Spectroscopic and microscopic characterization of neodymium(3+) uptake by calcite

The local structure of metal impurity ions in minerals is important in determining their long-term stability in the environment. It is particularly important for understanding or predicting the migration of nuclear waste plumes in the subsurface. Calcite doped with Nd3+ ions is chosen as a model system. Calcite micro-crystals were grown from solution with single crystal dimensions up to 3 mm and doped up to ∼0.1 atomic % with Nd 3+ ions. Several methods are applied to determine the structure and doping of the crystals. Phase purity was verified by powder x-ray diffraction. The concentration of Nd3+ was measured by energy-dispersive spectrometry and Rutherford backscattering spectrometry. Micro x-ray fluorescence mapping of the calcite grains indicates uniform Nd distribution in as-grown crystal grains. X-ray absorption fine structure suggests that Nd3+ is substituted for Ca2+ with local lattice dilation. The assumption of a simple local structure in the analysis of XAFS data has lead to the conclusion that there are 7 oxygen atoms in the first coordination shell of Nd3+ in calcite.

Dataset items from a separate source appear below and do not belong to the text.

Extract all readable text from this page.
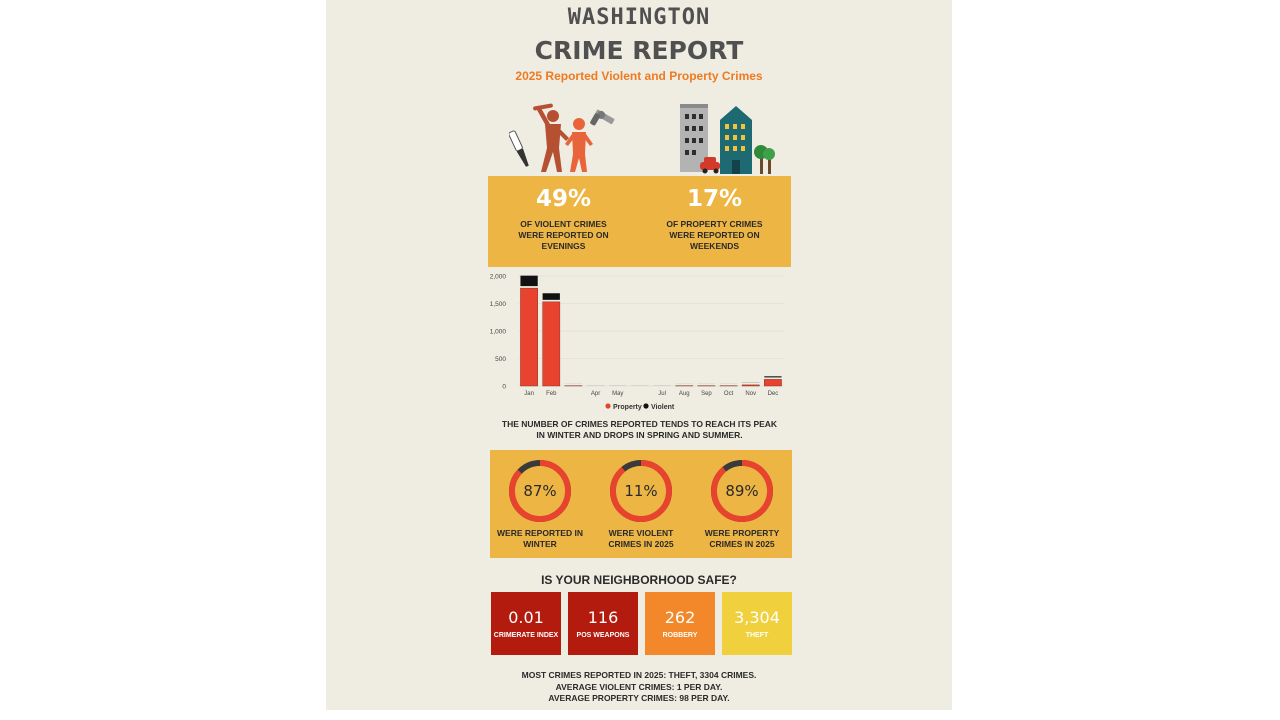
WASHINGTON
CRIME REPORT
2025 Reported Violent and Property Crimes
49%
OF VIOLENT CRIMES WERE REPORTED ON EVENINGS
17%
OF PROPERTY CRIMES WERE REPORTED ON WEEKENDS
2,000
1,500
1,000
500
0
Jan Feb	Apr May	Jul Aug Sep Oct Nov Dec
Property Violent
THE NUMBER OF CRIMES REPORTED TENDS TO REACH ITS PEAK
IN WINTER AND DROPS IN SPRING AND SUMMER.
87%
WERE REPORTED IN WINTER
11%
WERE VIOLENT CRIMES IN 2025
89%
WERE PROPERTY CRIMES IN 2025
IS YOUR NEIGHBORHOOD SAFE?
0.01
CRIMERATE INDEX
116
POS WEAPONS
262
ROBBERY
3,304
THEFT
MOST CRIMES REPORTED IN 2025: THEFT, 3304 CRIMES.
AVERAGE VIOLENT CRIMES: 1 PER DAY.
AVERAGE PROPERTY CRIMES: 98 PER DAY.
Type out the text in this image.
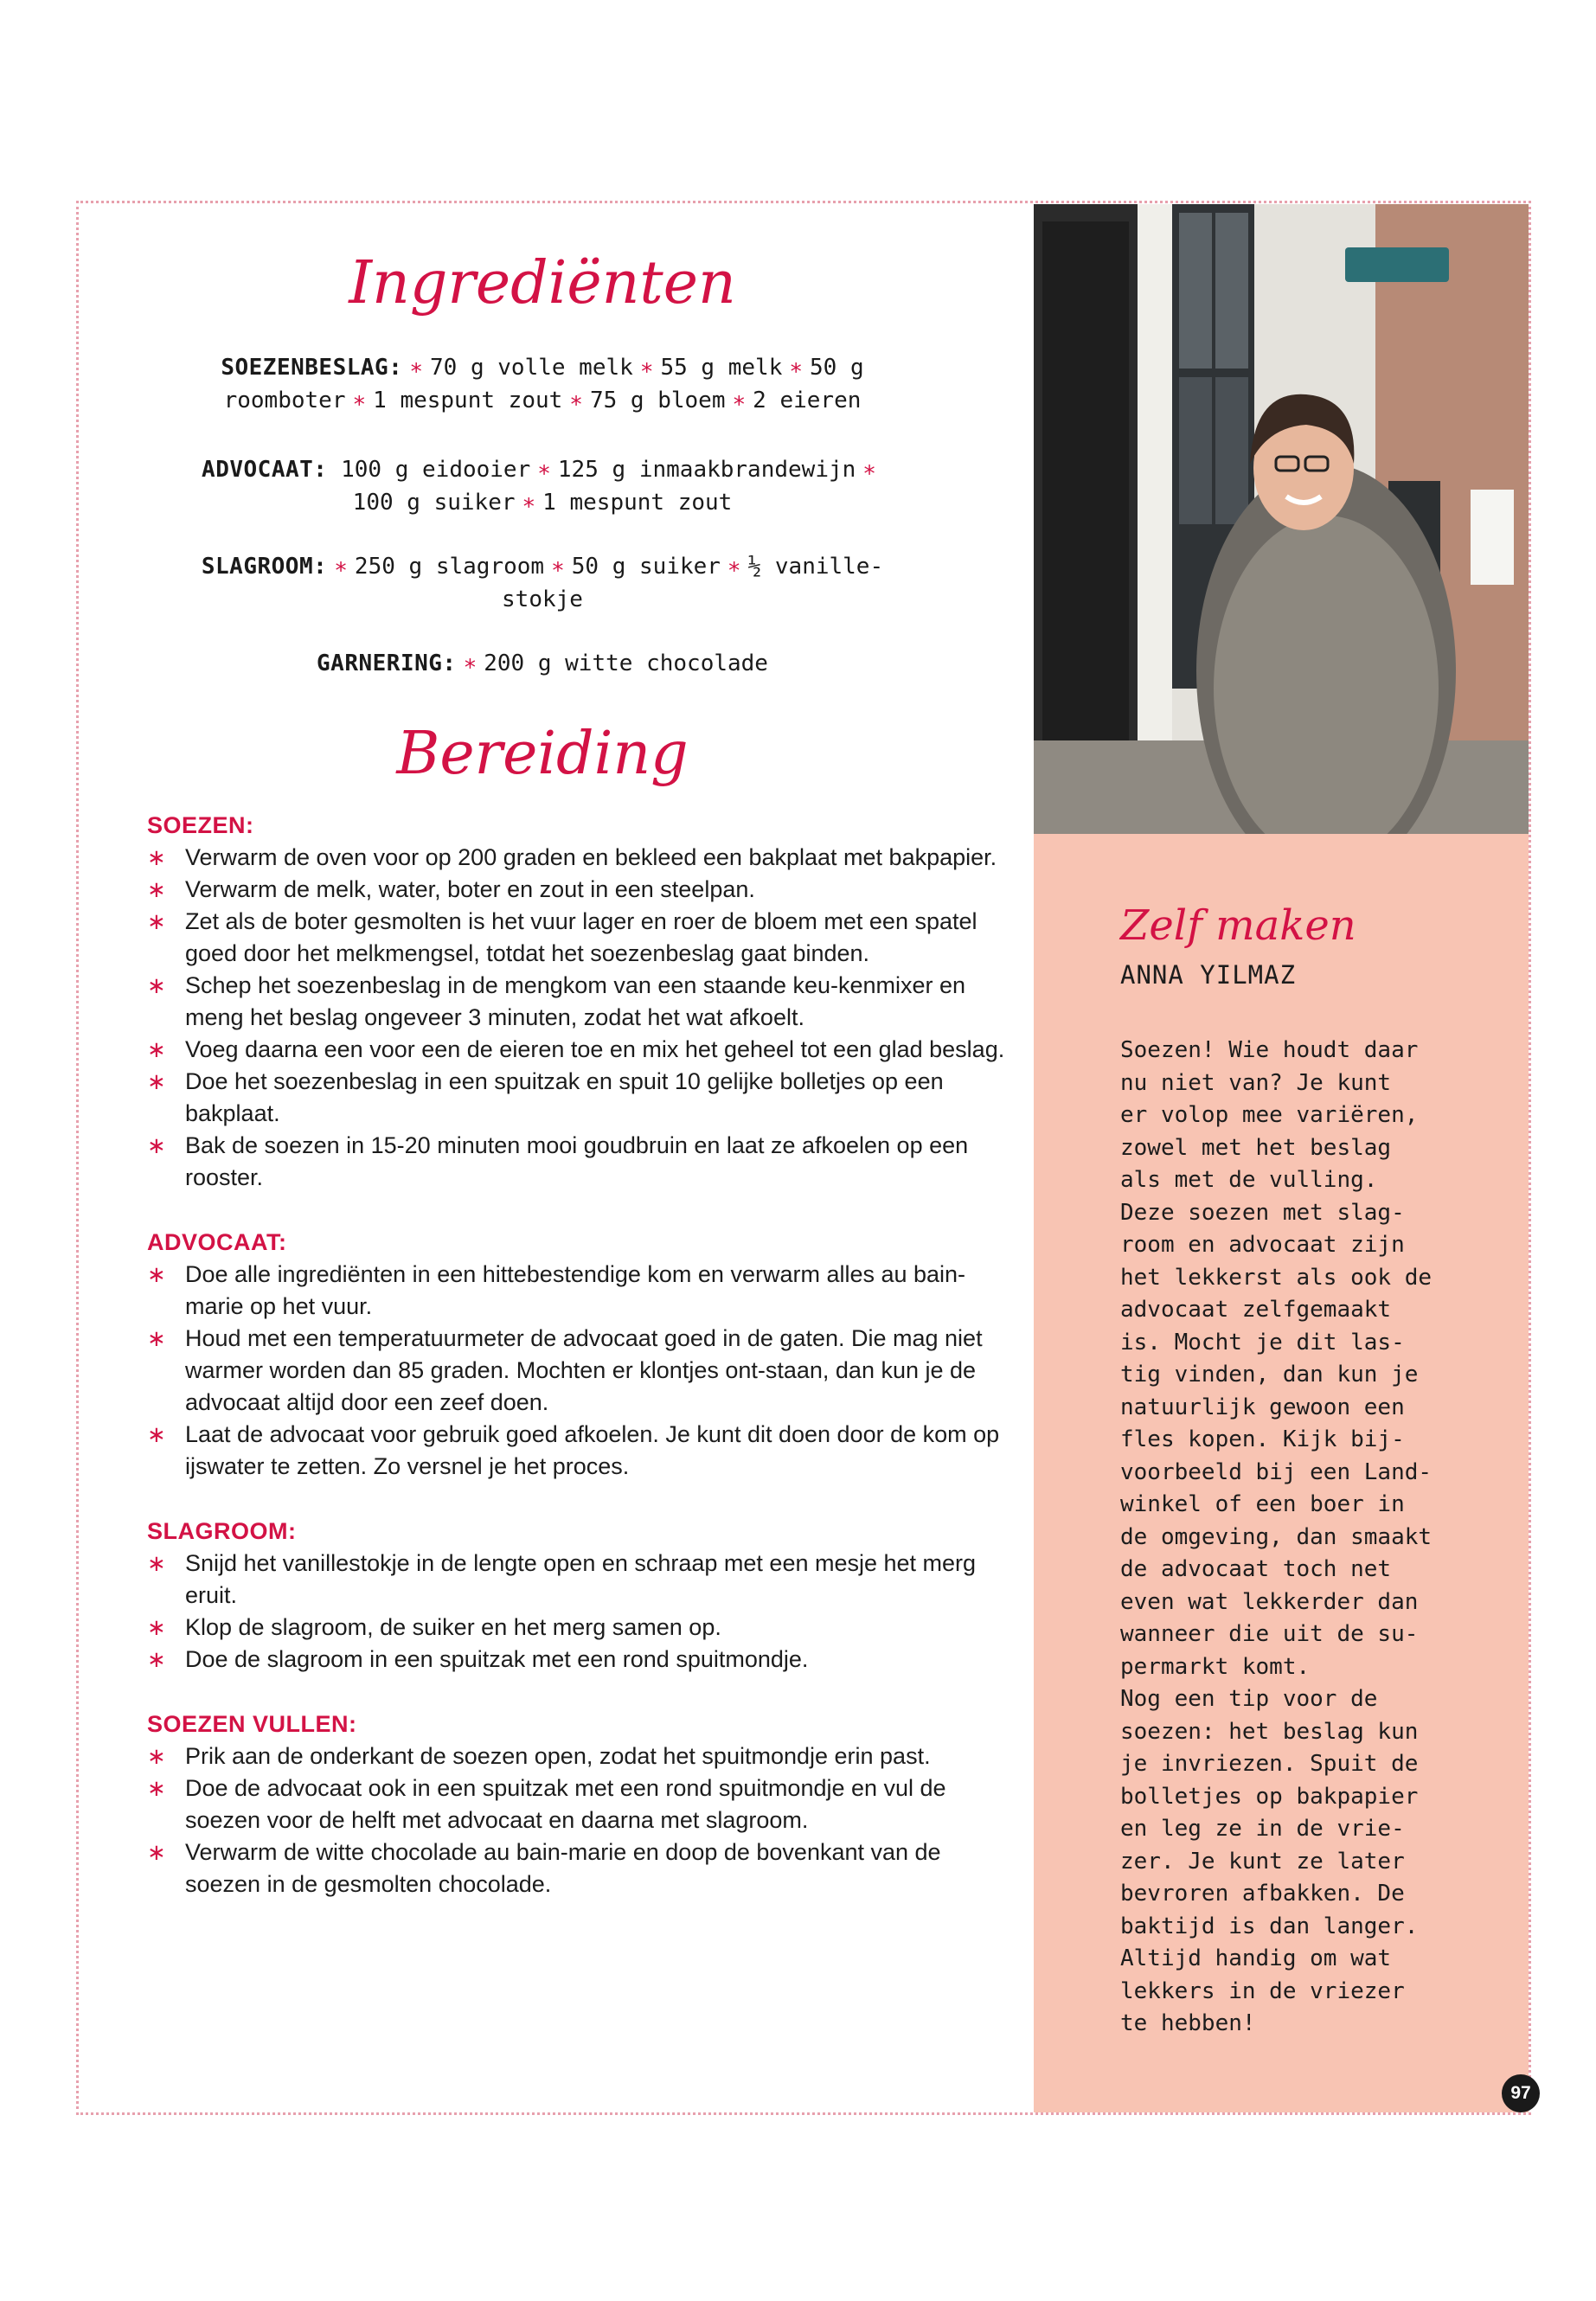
Ingrediënten
SOEZENBESLAG: ∗ 70 g volle melk ∗ 55 g melk ∗ 50 g
roomboter ∗ 1 mespunt zout ∗ 75 g bloem ∗ 2 eieren
ADVOCAAT: 100 g eidooier ∗ 125 g inmaakbrandewijn ∗
100 g suiker ∗ 1 mespunt zout
SLAGROOM: ∗ 250 g slagroom ∗ 50 g suiker ∗ ½ vanille-
stokje
GARNERING: ∗ 200 g witte chocolade
Bereiding
SOEZEN:
∗ Verwarm de oven voor op 200 graden en bekleed een bakplaat met bakpapier.
∗ Verwarm de melk, water, boter en zout in een steelpan.
∗ Zet als de boter gesmolten is het vuur lager en roer de bloem met een spatel goed door het melkmengsel, totdat het soezenbeslag gaat binden.
∗ Schep het soezenbeslag in de mengkom van een staande keu-kenmixer en meng het beslag ongeveer 3 minuten, zodat het wat afkoelt.
∗ Voeg daarna een voor een de eieren toe en mix het geheel tot een glad beslag.
∗ Doe het soezenbeslag in een spuitzak en spuit 10 gelijke bolletjes op een bakplaat.
∗ Bak de soezen in 15-20 minuten mooi goudbruin en laat ze afkoelen op een rooster.
ADVOCAAT:
∗ Doe alle ingrediënten in een hittebestendige kom en verwarm alles au bain-marie op het vuur.
∗ Houd met een temperatuurmeter de advocaat goed in de gaten. Die mag niet warmer worden dan 85 graden. Mochten er klontjes ont-staan, dan kun je de advocaat altijd door een zeef doen.
∗ Laat de advocaat voor gebruik goed afkoelen. Je kunt dit doen door de kom op ijswater te zetten. Zo versnel je het proces.
SLAGROOM:
∗ Snijd het vanillestokje in de lengte open en schraap met een mesje het merg eruit.
∗ Klop de slagroom, de suiker en het merg samen op.
∗ Doe de slagroom in een spuitzak met een rond spuitmondje.
SOEZEN VULLEN:
∗ Prik aan de onderkant de soezen open, zodat het spuitmondje erin past.
∗ Doe de advocaat ook in een spuitzak met een rond spuitmondje en vul de soezen voor de helft met advocaat en daarna met slagroom.
∗ Verwarm de witte chocolade au bain-marie en doop de bovenkant van de soezen in de gesmolten chocolade.
Zelf maken
ANNA YILMAZ
Soezen! Wie houdt daar
nu niet van? Je kunt
er volop mee variëren,
zowel met het beslag
als met de vulling.
Deze soezen met slag-
room en advocaat zijn
het lekkerst als ook de
advocaat zelfgemaakt
is. Mocht je dit las-
tig vinden, dan kun je
natuurlijk gewoon een
fles kopen. Kijk bij-
voorbeeld bij een Land-
winkel of een boer in
de omgeving, dan smaakt
de advocaat toch net
even wat lekkerder dan
wanneer die uit de su-
permarkt komt.
Nog een tip voor de
soezen: het beslag kun
je invriezen. Spuit de
bolletjes op bakpapier
en leg ze in de vrie-
zer. Je kunt ze later
bevroren afbakken. De
baktijd is dan langer.
Altijd handig om wat
lekkers in de vriezer
te hebben!
97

However, temperature dependent near-infrared spectroscopy of Nd3+ impurities in calcite reveals large inhomogeneous linewidths and smooth line profiles that are characteristic of glassy hosts, even though the samples are well crystallized. This indicates that the assumption of a simple local structure is poor. Comparison of absorption lines with reference Neodymium compounds confirms that Nd3+ in calcite has a local structure similar to that of amorphous materials, though the calcite is well crystallized. This comparison also reveals new information about the metal-ligand bonding. Comparison of the Nd3+:CaCO₃ covalency factor with reference compounds suggests that Nd3+ is actually nine-fold coordinated. The lattice dilation observed around the metal impurity ions in calcite suggests large local strain possibly relieved by dislocations. Both of these are associated with increased mineral solubility and decreased long-term stability. Surface adsorption properties of calcite powder and of large, natural calcite single crystals are compared to show that the abundant surface defects inherent in powder significantly increase the uptake of Nd 3+.